It doesn’t make a lot of sense. At places such as Yale, Claremont McKenna, and Missouri, presidents are resigning and faculty are trembling. Ham-fisted protesters are demanding an end to free speech. Halloween costumes have become a disguise for racial oppression. To regular joes and pundits alike, this burst of campus outrage can seem puzzling. But there is one group to whom this phenomenon would make perfect sense.

A brief review of the cases:

The episodes can tell us a good deal about the real levers of power on campus. Who doesn’t have power? Administrators charged with insensitivity toward systematic racism and oppression. They get the boot, and fast, if they seem to oppose racial inclusivism.

Who else doesn’t have power? Students who want bread-and-butter economic reforms of higher ed. Even when a million students protested for lower tuition and lower student debt, it didn’t generate the same feverish buzz as these recent racial protests. To my knowledge, no university president has resigned because his or her school is expensive.

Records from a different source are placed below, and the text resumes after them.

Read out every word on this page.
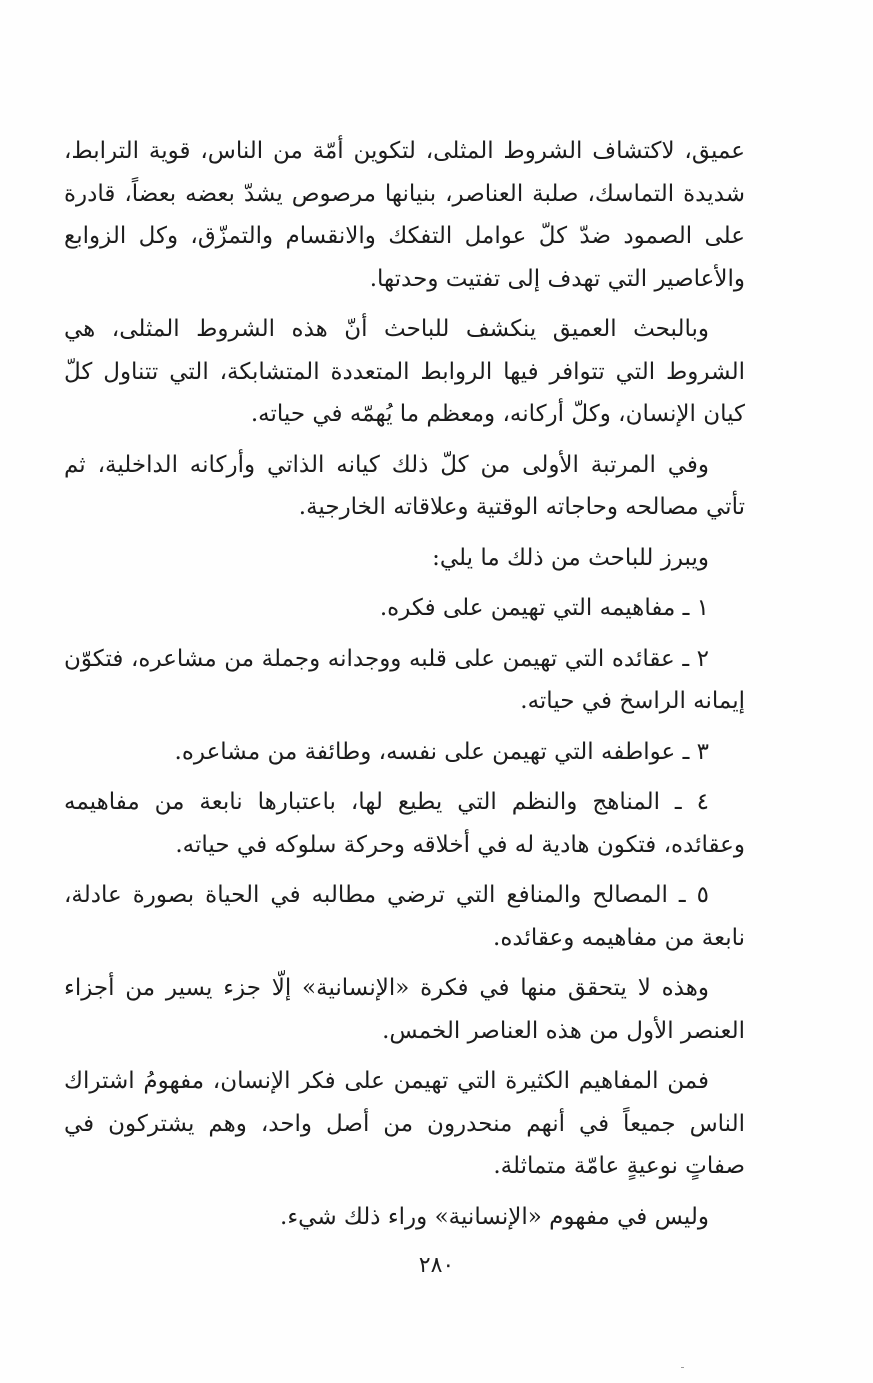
عميق، لاكتشاف الشروط المثلى، لتكوين أمّة من الناس، قوية الترابط، شديدة التماسك، صلبة العناصر، بنيانها مرصوص يشدّ بعضه بعضاً، قادرة على الصمود ضدّ كلّ عوامل التفكك والانقسام والتمزّق، وكل الزوابع والأعاصير التي تهدف إلى تفتيت وحدتها.

وبالبحث العميق ينكشف للباحث أنّ هذه الشروط المثلى، هي الشروط التي تتوافر فيها الروابط المتعددة المتشابكة، التي تتناول كلّ كيان الإنسان، وكلّ أركانه، ومعظم ما يُهمّه في حياته.

وفي المرتبة الأولى من كلّ ذلك كيانه الذاتي وأركانه الداخلية، ثم تأتي مصالحه وحاجاته الوقتية وعلاقاته الخارجية.

ويبرز للباحث من ذلك ما يلي:

١ ـ مفاهيمه التي تهيمن على فكره.

٢ ـ عقائده التي تهيمن على قلبه ووجدانه وجملة من مشاعره، فتكوّن إيمانه الراسخ في حياته.

٣ ـ عواطفه التي تهيمن على نفسه، وطائفة من مشاعره.

٤ ـ المناهج والنظم التي يطيع لها، باعتبارها نابعة من مفاهيمه وعقائده، فتكون هادية له في أخلاقه وحركة سلوكه في حياته.

٥ ـ المصالح والمنافع التي ترضي مطالبه في الحياة بصورة عادلة، نابعة من مفاهيمه وعقائده.

وهذه لا يتحقق منها في فكرة «الإنسانية» إلّا جزء يسير من أجزاء العنصر الأول من هذه العناصر الخمس.

فمن المفاهيم الكثيرة التي تهيمن على فكر الإنسان، مفهومُ اشتراك الناس جميعاً في أنهم منحدرون من أصل واحد، وهم يشتركون في صفاتٍ نوعيةٍ عامّة متماثلة.

وليس في مفهوم «الإنسانية» وراء ذلك شيء.

٢٨٠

Who else is out? Even protesters against racial insensitivity, if they try to use physical coercion. When that happened recently at Missouri, for instance, the offending bully resigned and even sympathetic leftist pundits agreed that the protesters weren’t “always-wise.”

Just as informative, these protests tell us who really has power on campus. Who has it? Football teams. Duh. But even those athletes are energized by a surprising fact.

The real power on campus these days comes from an ancient but complicated moral idea. We might call it “the impulse to orthodoxy.” It can be tricky to understand, especially since no one is talking about it in those terms. The impulse to orthodoxy includes a moral two-step: Not only must people behave in a moral way, but they must actively seek out and root out those who fail to understand the proper reasons for moral action.

How does this ancient idea work in today’s campus protests? The successful campus protests these days insist not only that school leaders fight racism. More telling, protesters are fired up by the idea that they are under a moral imperative to expose and exclude all those who do not adequately understand the nuances of systematic racism.

At Missouri, for example, system president Tim Wolfe eventually resigned due to a perceived lack of administrative action against repeated racial incidents. The protesters wanted more than new policies. They wanted Wolfe out. Why? Because Wolfe personally seemed to misunderstand or even belittle complaints about systematic racism. One student leader went on a much-publicized hunger strike until Wolfe was kicked out. The student, Jonathan Butler, explained that only the ouster of Wolfe would make the school “a better place.”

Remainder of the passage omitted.